病毒纯化和滴度测定是病毒学研究中非常重要的两个环节。
病毒纯化是应用各种物理、化学方法,以不使病毒受损伤和失活为前提,去除宿主细胞组分等非病毒杂质,提取出高纯度浓缩的病毒样品的过程。这是病毒学研究的重要前提,因为病毒微细形态结构的研究、病毒抗原蛋白的分离提纯、病毒化学成分及其遗传物质(DNA或RNA)的详细研究都需要高纯度的病毒样品。病毒纯度是一个相对的概念,通常可以通过病毒的物理均一性、病毒滴度、蛋白含量比例和免疫学反应等参数来进行评估。
病毒滴度测定则是评估病毒溶液中病毒颗粒的浓度或感染能力的一个指标。病毒滴度通常用来表示在特定条件下,病毒颗粒能够感染细胞的能力,例如半数致死量(LD50)、半数感染量(MID)或转导单位(TU)。病毒滴度的准确测定对于病毒载体的生产、质量控制以及临床应用都非常重要。
病毒滴度的测定方法有多种,包括:
噬斑形成试验(Plaque Forming Assay,PFA):通过观察病毒在宿主细胞上形成的噬斑数量来计算病毒滴度。
实时定量PCR( PCR, qPCR):通过检测病毒遗传物质的数量来计算病毒滴度。
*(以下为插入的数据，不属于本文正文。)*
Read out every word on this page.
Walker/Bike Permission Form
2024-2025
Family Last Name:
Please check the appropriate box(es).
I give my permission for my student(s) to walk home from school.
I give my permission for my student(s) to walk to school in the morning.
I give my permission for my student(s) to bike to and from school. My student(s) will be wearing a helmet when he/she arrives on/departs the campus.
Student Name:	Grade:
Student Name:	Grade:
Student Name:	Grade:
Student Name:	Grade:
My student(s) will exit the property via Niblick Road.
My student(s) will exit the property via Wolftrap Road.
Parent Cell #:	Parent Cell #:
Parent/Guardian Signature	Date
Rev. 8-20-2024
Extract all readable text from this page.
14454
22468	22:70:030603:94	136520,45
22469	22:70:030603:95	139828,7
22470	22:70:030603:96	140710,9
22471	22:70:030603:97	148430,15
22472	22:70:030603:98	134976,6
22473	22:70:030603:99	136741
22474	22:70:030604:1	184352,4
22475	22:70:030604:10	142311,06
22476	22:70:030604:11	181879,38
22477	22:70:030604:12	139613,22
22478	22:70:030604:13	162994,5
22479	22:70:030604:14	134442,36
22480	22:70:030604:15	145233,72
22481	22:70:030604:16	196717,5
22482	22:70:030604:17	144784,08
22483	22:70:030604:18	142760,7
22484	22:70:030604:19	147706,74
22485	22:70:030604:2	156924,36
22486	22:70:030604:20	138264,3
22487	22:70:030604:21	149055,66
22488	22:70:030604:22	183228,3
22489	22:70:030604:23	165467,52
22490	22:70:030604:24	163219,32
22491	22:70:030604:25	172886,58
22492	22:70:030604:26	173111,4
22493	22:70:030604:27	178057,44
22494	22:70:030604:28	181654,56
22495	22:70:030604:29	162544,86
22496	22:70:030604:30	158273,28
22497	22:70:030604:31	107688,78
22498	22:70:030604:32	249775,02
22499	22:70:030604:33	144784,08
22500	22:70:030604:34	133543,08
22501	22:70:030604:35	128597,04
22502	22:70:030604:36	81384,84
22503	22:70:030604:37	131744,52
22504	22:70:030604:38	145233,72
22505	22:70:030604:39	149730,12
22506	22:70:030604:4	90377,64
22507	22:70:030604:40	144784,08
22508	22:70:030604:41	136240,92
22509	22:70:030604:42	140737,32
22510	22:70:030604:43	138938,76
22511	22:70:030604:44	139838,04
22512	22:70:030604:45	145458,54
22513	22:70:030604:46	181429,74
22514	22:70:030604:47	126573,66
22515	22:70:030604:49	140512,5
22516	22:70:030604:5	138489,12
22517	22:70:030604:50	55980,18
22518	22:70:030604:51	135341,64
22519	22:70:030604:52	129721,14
酶联免疫吸附试验(Enzyme-Linked Immunosorbent Assay,ELISA):通过检测病毒颗粒上的特定蛋白,如p24蛋白,来计算病毒滴度。
细胞病变效应(Cytopathic Effect, CPE)测定:通过观察病毒感染细胞后引起的细胞病变来估算病毒滴度。
报告基因系统:将病毒载体与报告基因相结合,通过检测报告基因的表达或活性来评估病毒滴度。
在实际操作中,根据不同的病毒类型和应用场景,选择合适的纯化和滴度测定方法是非常重要的。这些方法的准确性、重复性和灵敏度都是评价病毒纯化和滴度测定效果的关键指标。